Chemical factors in the soil, atmosphere, and water supply of ecosystems are often determined by abiotic factors that take place over geological time scales. These can include elements that influence land composition like volcanic activity, and wind and water currents that are channeled by lunar tidal cycles. Temperature ranges within a climate are also influenced by the elevation of the land, as well as how the terrain influences rainfall patterns and air pressure systems that flow over it.
The effects of living organisms on an environment are often intertwined with abiotic factors to such a degree that, when one is drastically changed, so is the other. Human activity in an environment can also alter natural abiotic factors like rainfall patterns which, over time, can change the local ecosystem and the organisms capable of surviving there. The best example of this in history is the process of deforestation.
Extensive tropical or temperate forests, such as once existed in the Fertile Crescent along a large eastern shore region bordering on the Mediterranean sea, maintained rainfall patterns that kept the ecosystem lush and ecologically diverse for many of Earth's earliest civilizations.
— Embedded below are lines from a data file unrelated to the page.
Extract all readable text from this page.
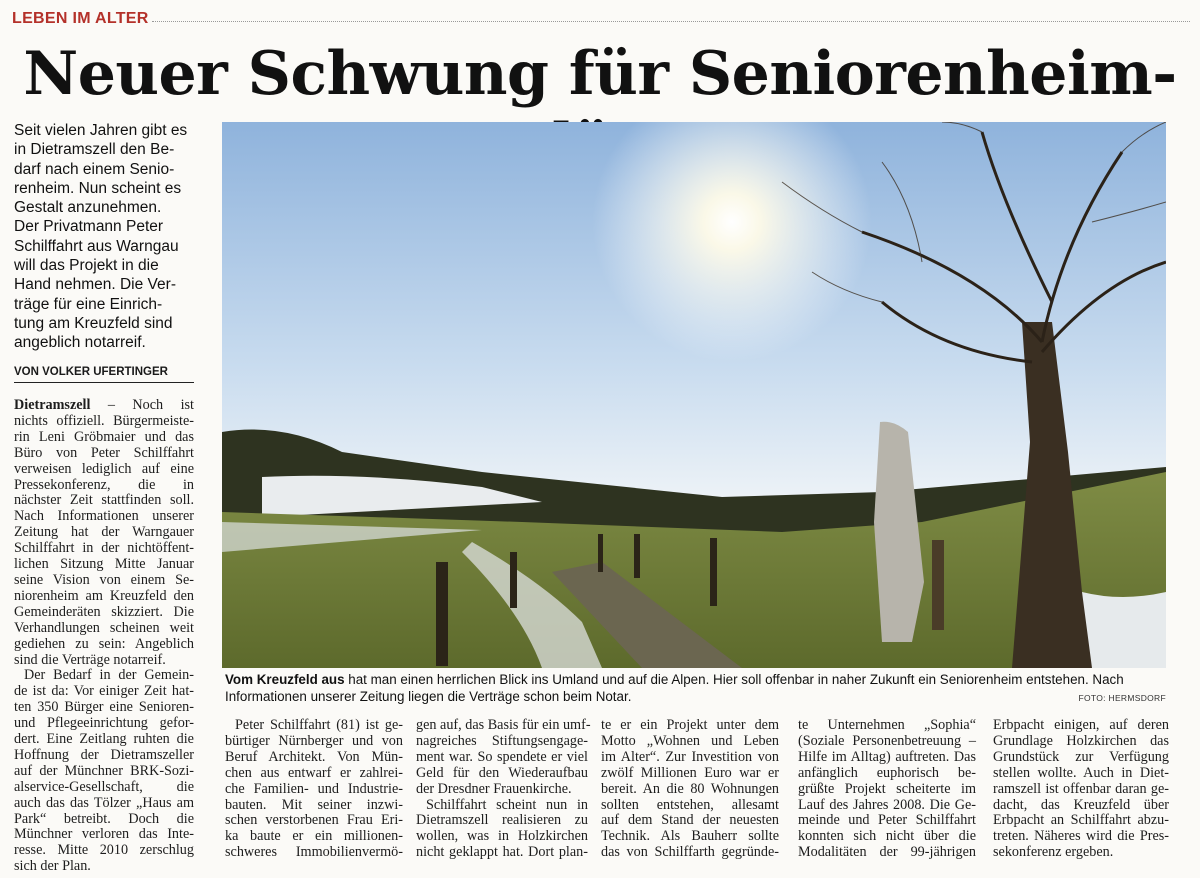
LEBEN IM ALTER
Neuer Schwung für Seniorenheim-
Seit vielen Jahren gibt es
in Dietramszell den Be-
darf nach einem Senio-
renheim. Nun scheint es
Gestalt anzunehmen.
Der Privatmann Peter
Schilffahrt aus Warngau
will das Projekt in die
Hand nehmen. Die Ver-
träge für eine Einrich-
tung am Kreuzfeld sind
angeblich notarreif.
VON VOLKER UFERTINGER
Dietramszell – Noch ist
nichts offiziell. Bürgermeiste-
rin Leni Gröbmaier und das
Büro von Peter Schilffahrt
verweisen lediglich auf eine
Pressekonferenz, die in
nächster Zeit stattfinden soll.
Nach Informationen unserer
Zeitung hat der Warngauer
Schilffahrt in der nichtöffent-
lichen Sitzung Mitte Januar
seine Vision von einem Se-
niorenheim am Kreuzfeld den
Gemeinderäten skizziert. Die
Verhandlungen scheinen weit
gediehen zu sein: Angeblich
sind die Verträge notarreif.
Der Bedarf in der Gemein-
de ist da: Vor einiger Zeit hat-
ten 350 Bürger eine Senioren-
und Pflegeeinrichtung gefor-
dert. Eine Zeitlang ruhten die
Hoffnung der Dietramszeller
auf der Münchner BRK-Sozi-
alservice-Gesellschaft, die
auch das das Tölzer „Haus am
Park“ betreibt. Doch die
Münchner verloren das Inte-
resse. Mitte 2010 zerschlug
sich der Plan.
Vom Kreuzfeld aus hat man einen herrlichen Blick ins Umland und auf die Alpen. Hier soll offenbar in naher Zukunft ein Seniorenheim entstehen. Nach Informationen unserer Zeitung liegen die Verträge schon beim Notar.	FOTO: HERMSDORF
Peter Schilffahrt (81) ist ge-
bürtiger Nürnberger und von
Beruf Architekt. Von Mün-
chen aus entwarf er zahlrei-
che Familien- und Industrie-
bauten. Mit seiner inzwi-
schen verstorbenen Frau Eri-
ka baute er ein millionen-
schweres Immobilienvermö-
gen auf, das Basis für ein umf-
nagreiches Stiftungsengage-
ment war. So spendete er viel
Geld für den Wiederaufbau
der Dresdner Frauenkirche.
Schilffahrt scheint nun in
Dietramszell realisieren zu
wollen, was in Holzkirchen
nicht geklappt hat. Dort plan-
te er ein Projekt unter dem
Motto „Wohnen und Leben
im Alter“. Zur Investition von
zwölf Millionen Euro war er
bereit. An die 80 Wohnungen
sollten entstehen, allesamt
auf dem Stand der neuesten
Technik. Als Bauherr sollte
das von Schilffarth gegründe-
te Unternehmen „Sophia“
(Soziale Personenbetreuung –
Hilfe im Alltag) auftreten. Das
anfänglich euphorisch be-
grüßte Projekt scheiterte im
Lauf des Jahres 2008. Die Ge-
meinde und Peter Schilffahrt
konnten sich nicht über die
Modalitäten der 99-jährigen
Erbpacht einigen, auf deren
Grundlage Holzkirchen das
Grundstück zur Verfügung
stellen wollte. Auch in Diet-
ramszell ist offenbar daran ge-
dacht, das Kreuzfeld über
Erbpacht an Schilffahrt abzu-
treten. Näheres wird die Pres-
sekonferenz ergeben.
Intense deforestation of the Fertile Crescent region by various societies from the Sumerians in 2,000 BC up to the time of the Roman Empire reduced forest cover to 10% of former levels, resulting in salinization of the water and soil, and greatly-reduced yearly rainfall that changed the climate to a hot, desert region where few plants or animals could thrive.
A similar pattern is taking place in contemporary times with the rapid deforestation of the Amazon river basin in South America. It is estimated that 20% of the Amazon rainforest has already been cut down as of 2011, and another 20% will vanish within the next two decades. At this point, environmental scientists believe that the forest will reach a tipping point, where abiotic factors will begin to unravel its natural ecosystems. This is in part due to the fact that the forest produces half of its own rainfall by the moisture it releases back into the air, and this drying out of the region will lead to an increase in other abiotic factors, such as spreading wildfires, droughts, and the release of greenhouse gasses as the forest dies back that contribute to global warming and perpetuate abiotic influences further.